If you need additional features or customization for your CDN, consider our Advanced Global CDN service.

Is the www-redirector service still available?

No, the www-redirector service is part of the legacy infrastructure. You can choose your primary domain and redirect all traffic to HTTPS by adding 301 redirects to your site's configuration file (wp-config.php or settings.php).

Are vanity domains supported?

You can upgrade a site to Global CDN that is using vanity domains, but HTTPS will not be provisioned for the vanity domains. Only custom domains will have HTTPS provisioned.

What about Cloudflare?

See Cloudflare Domain Configuration.

Is the CDN configurable?

No, we pre-configured the CDN so you don’t have to hassle with configuration, and we can guarantee performance and uptime. The Global CDN's behavior is the same as our legacy cache which is heavily optimized for Drupal and WordPress sites, and serves billions of pages monthly, except it's globally distributed.

Do I get access to hit rates or other statistics?

Hit rates are not currently available, but you can measure traffic for the Live environment. For details, see Metrics in the Site Dashboard.

Can I use my own Fastly account with the Pantheon Global CDN?

You can, but as mentioned above you should identify a need for adding additional complexity first. If you're using Fastly TLS services with WordPress, you'll want to check for the HTTP_FASTLY_SSL header so that WordPress can build URLs to your CSS and JS assets correctly. Do this by adding the following to wp-config.php:

wp-config.php
if (!empty( $_SERVER['HTTP_FASTLY_SSL'])) {
  $_SERVER['HTTPS'] = 'on';
}

Can I expose the Surrogate-Key-Raw header?

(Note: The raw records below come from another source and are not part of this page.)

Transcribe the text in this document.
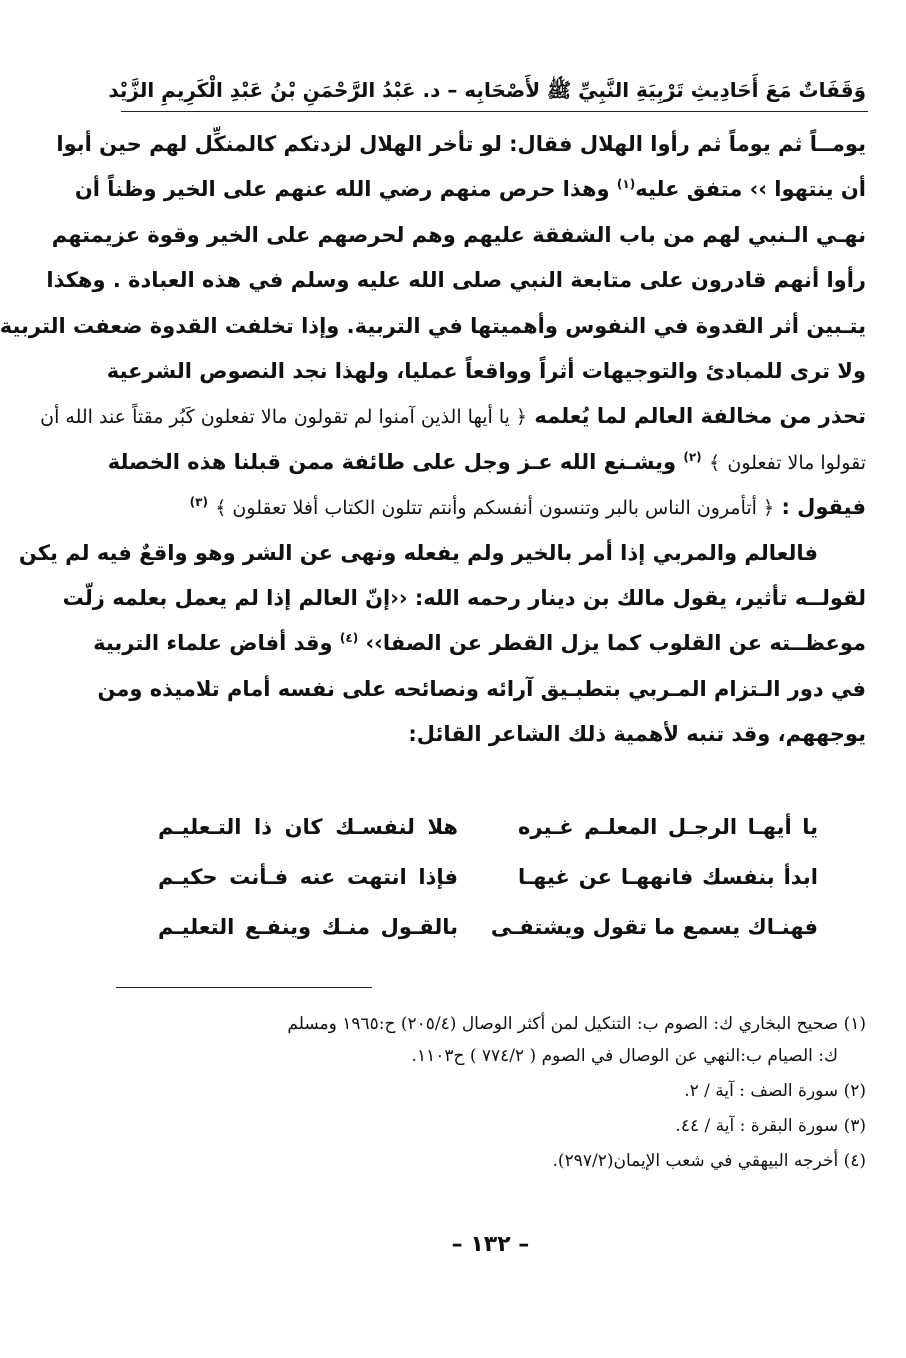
وَقَفَاتٌ مَعَ أَحَادِيثِ تَرْبِيَةِ النَّبِيِّ ﷺ لأَصْحَابِه – د. عَبْدُ الرَّحْمَنِ بْنُ عَبْدِ الْكَرِيمِ الزَّيْد
يومــاً ثم يوماً ثم رأوا الهلال فقال: لو تأخر الهلال لزدتكم كالمنكِّل لهم حين أبوا
أن ينتهوا ›› متفق عليه$^{(١)}$ وهذا حرص منهم رضي الله عنهم على الخير وظناً أن
نهـي الـنبي لهم من باب الشفقة عليهم وهم لحرصهم على الخير وقوة عزيمتهم
رأوا أنهم قادرون على متابعة النبي صلى الله عليه وسلم في هذه العبادة . وهكذا
يتـبين أثر القدوة في النفوس وأهميتها في التربية. وإذا تخلفت القدوة ضعفت التربية
ولا ترى للمبادئ والتوجيهات أثراً وواقعاً عمليا، ولهذا نجد النصوص الشرعية
تحذر من مخالفة العالم لما يُعلمه ﴿ يا أيها الذين آمنوا لم تقولون مالا تفعلون كَبُر مقتاً عند الله أن
تقولوا مالا تفعلون ﴾ $^{(٢)}$ ويشـنع الله عـز وجل على طائفة ممن قبلنا هذه الخصلة
فيقول : ﴿ أتأمرون الناس بالبر وتنسون أنفسكم وأنتم تتلون الكتاب أفلا تعقلون ﴾ $^{(٣)}$
فالعالم والمربي إذا أمر بالخير ولم يفعله ونهى عن الشر وهو واقعٌ فيه لم يكن
لقولــه تأثير، يقول مالك بن دينار رحمه الله: ‹‹إنّ العالم إذا لم يعمل بعلمه زلّت
موعظــته عن القلوب كما يزل القطر عن الصفا›› $^{(٤)}$ وقد أفاض علماء التربية
في دور الـتزام المـربي بتطبـيق آرائه ونصائحه على نفسه أمام تلاميذه ومن
يوجههم، وقد تنبه لأهمية ذلك الشاعر القائل:
يا أيهـا الرجـل المعلـم غـيره
هلا لنفسـك كان ذا التـعليـم
ابدأ بنفسك فانههـا عن غيهـا
فإذا انتهت عنه فـأنت حكيـم
فهنـاك يسمع ما تقول ويشتفـى
بالقـول منـك وينفـع التعليـم
(١) صحيح البخاري ك: الصوم ب: التنكيل لمن أكثر الوصال (٢٠٥/٤) ح:١٩٦٥ ومسلم
ك: الصيام ب:النهي عن الوصال في الصوم ( ٧٧٤/٢ ) ح١١٠٣.
(٢) سورة الصف : آية / ٢.
(٣) سورة البقرة : آية / ٤٤.
(٤) أخرجه البيهقي في شعب الإيمان(٢٩٧/٢).
– ١٣٢ –
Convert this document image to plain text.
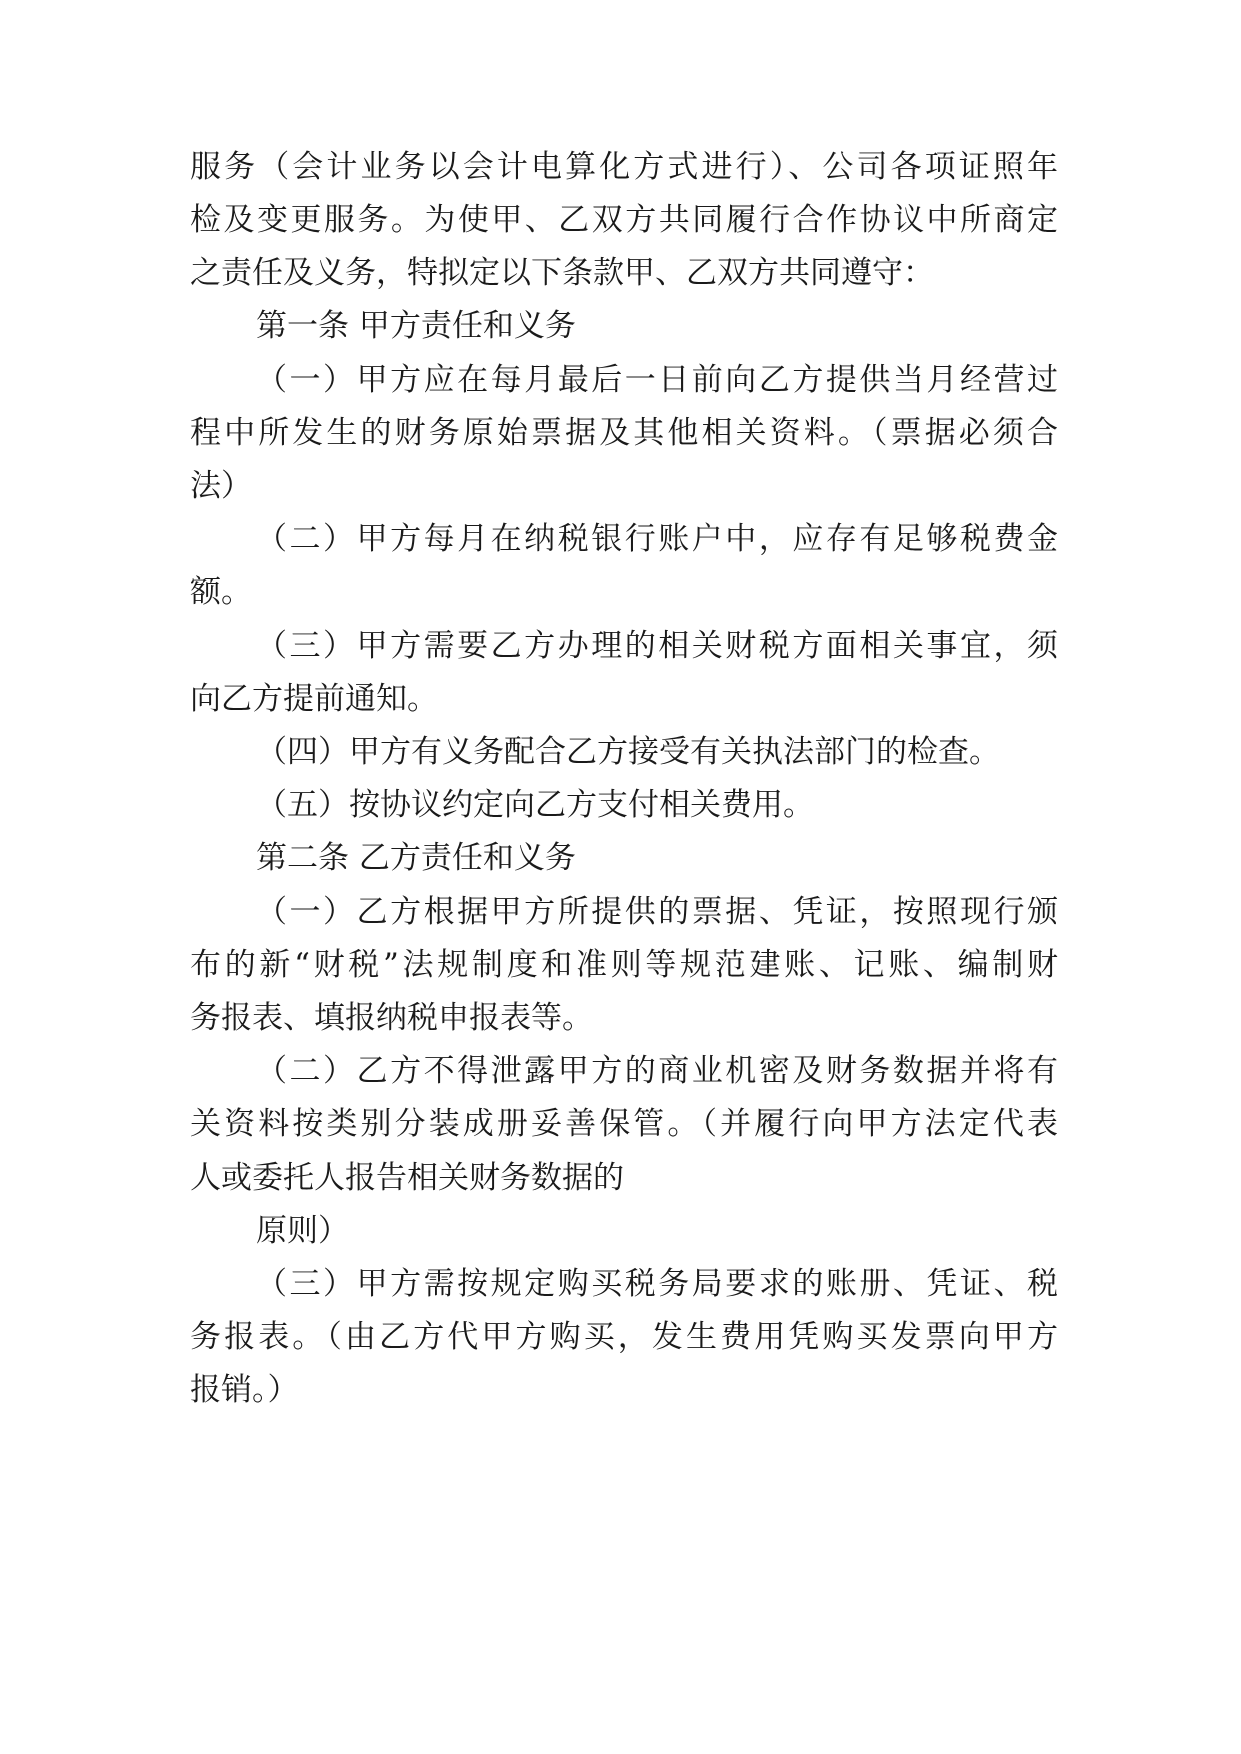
服务（会计业务以会计电算化方式进行）、公司各项证照年

检及变更服务。为使甲、乙双方共同履行合作协议中所商定

之责任及义务，特拟定以下条款甲、乙双方共同遵守：

第一条 甲方责任和义务

（一）甲方应在每月最后一日前向乙方提供当月经营过

程中所发生的财务原始票据及其他相关资料。（票据必须合

法）

（二）甲方每月在纳税银行账户中，应存有足够税费金

额。

（三）甲方需要乙方办理的相关财税方面相关事宜，须

向乙方提前通知。

（四）甲方有义务配合乙方接受有关执法部门的检查。

（五）按协议约定向乙方支付相关费用。

第二条 乙方责任和义务

（一）乙方根据甲方所提供的票据、凭证，按照现行颁

布的新“财税”法规制度和准则等规范建账、记账、编制财

务报表、填报纳税申报表等。

（二）乙方不得泄露甲方的商业机密及财务数据并将有

关资料按类别分装成册妥善保管。（并履行向甲方法定代表

人或委托人报告相关财务数据的

原则）

（三）甲方需按规定购买税务局要求的账册、凭证、税

务报表。（由乙方代甲方购买，发生费用凭购买发票向甲方

报销。）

Yes! Expose Surrogate-Key-Raw by including Pantheon-Debug:1 in a curl request, then use grep to filter the output. Replace https://www.example.com/ in the following example:

curl -IsH "Pantheon-Debug:1" https://www.example.com/ | grep surrogate-key-raw

curl -IsH "Pantheon-Debug:1" https://www.scalewp.io/ | grep surrogate-key-raw

To prevent issues with Twitter card validation and to reduce the overall time to load, the Surrogate-Key-Raw header is not returned by default. Exposing this header provides context for entities included on a given page.

Advanced Global CDN

For custom solutions addressing the unique challenges your site build presents, see our Advanced Global CDN service.